This full-featured backdoor supporting remote multitasking has served us as an ideal candidate for reprofiling. It has the ability to infect files and system processes, control a webcam, command line, serves as a keylogger, can remotely take screenshots of the victim’s desktop and collect information about infected computers running macOS. We intended to use all these functions to solve our own problems.
The FruitFly backdoor was a very confusing Perl script, but if you look at it carefully, you can see that its logic processes command line arguments. We can say that this script checks to see if certain command-line options or flags are causing it to do anything.
It turns out that he is looking for a port or a combination of ports to connect your computer to his C&C server. This means that if we can create a direction to our own server through the command line, we will not need to redo the original Perl script or a malicious binary.
We began to figure out whether it is possible to save this FruitFly script as a launcher. As shown in the slide, we can embed the address of our own C&C server into it. This means that we can easily re-profile this backdoor to connect to our server, bypassing the connection with the original hacker server.
However, to use this backdoor, it must be installed on the user's computer. The good news is that I already wrote such an installer, which is available on pastebin.com. It is a few lines of code that install malware in exactly the same way as the original backdoor. Since I also previously wrote a C&C server to analyze this sample, we can begin to demonstrate its operation.
Real-time demonstrations like this are always a risk, so I'm going to run this malware on my own research laptop, and not on a virtual machine. I repeat - I intend to show you the full power of the converted malware, and the demonstration in real conditions is more credible, so let's look at this software in action on a real hardware.
The first thing to do is to start the C&C server. You see that now the system is waiting for a connection to it. Then you need to run malware through the installer, passing it the IP address of this server. After starting, we see in the right part of the window that malware has successfully connected to our C&C server. We also see a whole bunch of hacking tasks that this malware can use against processes running on my personal laptop.
The execution of command # 13 shows where this malware is installed in the directory / Users / Patrick / fpsaud. Using command No. 2, you can take a screenshot, and using parameter 0 allows you to take a full-screen screenshot.
Now I will try to take a screenshot and send it to our C&C server. As you can see, everything works as it should. This is how the redesigned FruitFly backdoor works.

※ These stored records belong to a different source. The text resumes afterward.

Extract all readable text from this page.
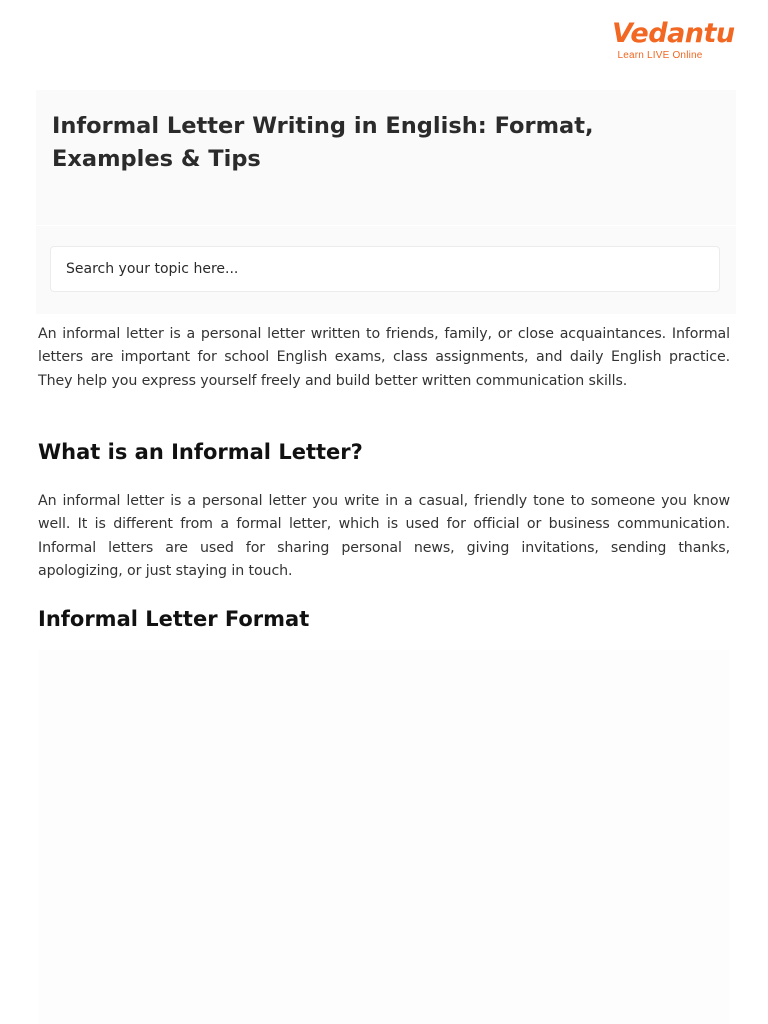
Vedantu
Learn LIVE Online
Informal Letter Writing in English: Format, Examples & Tips
Search your topic here...

An informal letter is a personal letter written to friends, family, or close acquaintances. Informal letters are important for school English exams, class assignments, and daily English practice. They help you express yourself freely and build better written communication skills.

What is an Informal Letter?

An informal letter is a personal letter you write in a casual, friendly tone to someone you know well. It is different from a formal letter, which is used for official or business communication. Informal letters are used for sharing personal news, giving invitations, sending thanks, apologizing, or just staying in touch.

Informal Letter Format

Alteration of the miner CreativeUpdate
Next, we’ll talk about remaking CreativeUpdate cryptocurrency miner for our purposes. It is useful if you want to use other people's computers for crypto mining, but at the same time do not have the time, skills and resources.
This crypto miner integrates into Trojans and is distributed through popular third-party applications from MacUpdate.com. The slide shows an example of installing the Firefox Quantum browser, which does not have the signature of the original Mozila developer and downloads a crypto miner from one of the Adobe Creative Cloud servers to the user's computer.
If we mount an infected disk image containing such a Trojan, and apply reverse engineering to the main binary, we will find that it uses a method called “execute script with prints” - “executing script with prints”. If you look at what it does with a decompiler or disassembler, you can see that it just executes a file called a “script” outside the application’s resource directory. First, he launches a Trojan program under the guise of a copy of a popular product that the user downloaded to his computer, for example, the Firefox browser, so that he does not suspect anything bad.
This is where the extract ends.